Awareness is key to defensive driving, ensuring you are aware of potential hazards and other road users’ actions around you, enabling you to take pro-active action to avoid an incident. To enable you to anticipate hazards, look 15 seconds ahead, giving yourself time to react. Aim to always scan your mirrors and look beyond the vehicle in front as this will help you to be aware of possible hazards before it is too late.
Don’t trust those around you to make good decisions. Give yourself and drivers around you plenty of time and space. This means keeping a three second gap when following another vehicle. Don’t tailgate other vehicles, as this will remove the opportunity for ample time and space to react to any sudden changes, making it more likely to endanger yourself and those around you.
Many collisions can be avoided. For example, imagine the situation where another vehicle has run into the rear of your car; it is likely this could have been avoided had you left more space between you and the vehicle in front.
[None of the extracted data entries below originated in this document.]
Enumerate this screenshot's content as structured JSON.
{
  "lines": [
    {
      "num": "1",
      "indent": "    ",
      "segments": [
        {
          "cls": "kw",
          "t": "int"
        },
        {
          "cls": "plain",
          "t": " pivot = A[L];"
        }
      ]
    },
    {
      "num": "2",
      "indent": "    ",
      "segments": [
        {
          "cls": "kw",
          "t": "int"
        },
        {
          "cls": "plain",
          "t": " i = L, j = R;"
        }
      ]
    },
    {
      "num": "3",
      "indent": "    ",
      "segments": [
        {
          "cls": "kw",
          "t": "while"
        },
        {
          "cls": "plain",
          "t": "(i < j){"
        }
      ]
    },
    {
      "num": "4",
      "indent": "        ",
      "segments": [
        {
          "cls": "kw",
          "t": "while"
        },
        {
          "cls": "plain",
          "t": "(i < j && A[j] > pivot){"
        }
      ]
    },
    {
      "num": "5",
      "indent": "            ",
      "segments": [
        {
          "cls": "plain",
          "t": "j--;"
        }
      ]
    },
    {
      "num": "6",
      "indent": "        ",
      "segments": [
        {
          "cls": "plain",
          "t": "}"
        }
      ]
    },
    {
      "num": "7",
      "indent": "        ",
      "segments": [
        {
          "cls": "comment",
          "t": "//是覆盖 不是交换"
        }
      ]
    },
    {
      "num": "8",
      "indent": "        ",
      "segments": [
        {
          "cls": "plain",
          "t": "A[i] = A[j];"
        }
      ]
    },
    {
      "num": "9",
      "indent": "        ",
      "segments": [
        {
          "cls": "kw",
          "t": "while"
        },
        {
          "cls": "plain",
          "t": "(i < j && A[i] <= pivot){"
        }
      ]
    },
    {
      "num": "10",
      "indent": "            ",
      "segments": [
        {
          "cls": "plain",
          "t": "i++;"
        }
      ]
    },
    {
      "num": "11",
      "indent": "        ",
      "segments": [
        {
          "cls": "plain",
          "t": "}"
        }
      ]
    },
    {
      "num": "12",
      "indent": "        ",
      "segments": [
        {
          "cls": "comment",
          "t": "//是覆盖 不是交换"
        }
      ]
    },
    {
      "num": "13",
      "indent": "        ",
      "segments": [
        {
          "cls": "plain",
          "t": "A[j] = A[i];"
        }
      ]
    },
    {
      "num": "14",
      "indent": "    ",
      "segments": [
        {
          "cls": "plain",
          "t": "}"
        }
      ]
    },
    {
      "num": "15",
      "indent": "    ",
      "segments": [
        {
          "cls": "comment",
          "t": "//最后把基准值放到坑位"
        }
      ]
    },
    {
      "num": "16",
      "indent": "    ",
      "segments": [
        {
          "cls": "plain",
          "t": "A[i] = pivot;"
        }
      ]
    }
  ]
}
This type of defensive driving technique may have given you the option to move forward or pull out of the way entirely, avoiding the speeding car.
It is also important to help drivers be aware of your intentions, by signalling early and clearly and minimise lane changes if it is safe to do so.
There are various defensive driving courses available, however, for many drivers, the key habits of this driving style can be learnt just by acting more pro-actively and maintaining focus at all times, keeping yourself aware and able to pre-empt any hazards.
As well as being mindful of the other drivers and road users around you, be aware of your surroundings, generally where there are more signs, more painted road markings or more street lights, it means there is more danger for you and those around you.
Safe driving tips
- Keep up-to-date with the law and rules of the road;
- Do not drive if you are feeling tired or emotional, whether angry or upset;
- Maintain a three second gap when following other vehicles;
- Ensure other road users are aware of your intentions – signal early and clearly;
- Eliminate distractions such as mobile phones, food and drink;
- Minimise unnecessary lane changes;
- Ensure you have plenty of time to make your journey; and
- Adapt your driving to road and weather conditions.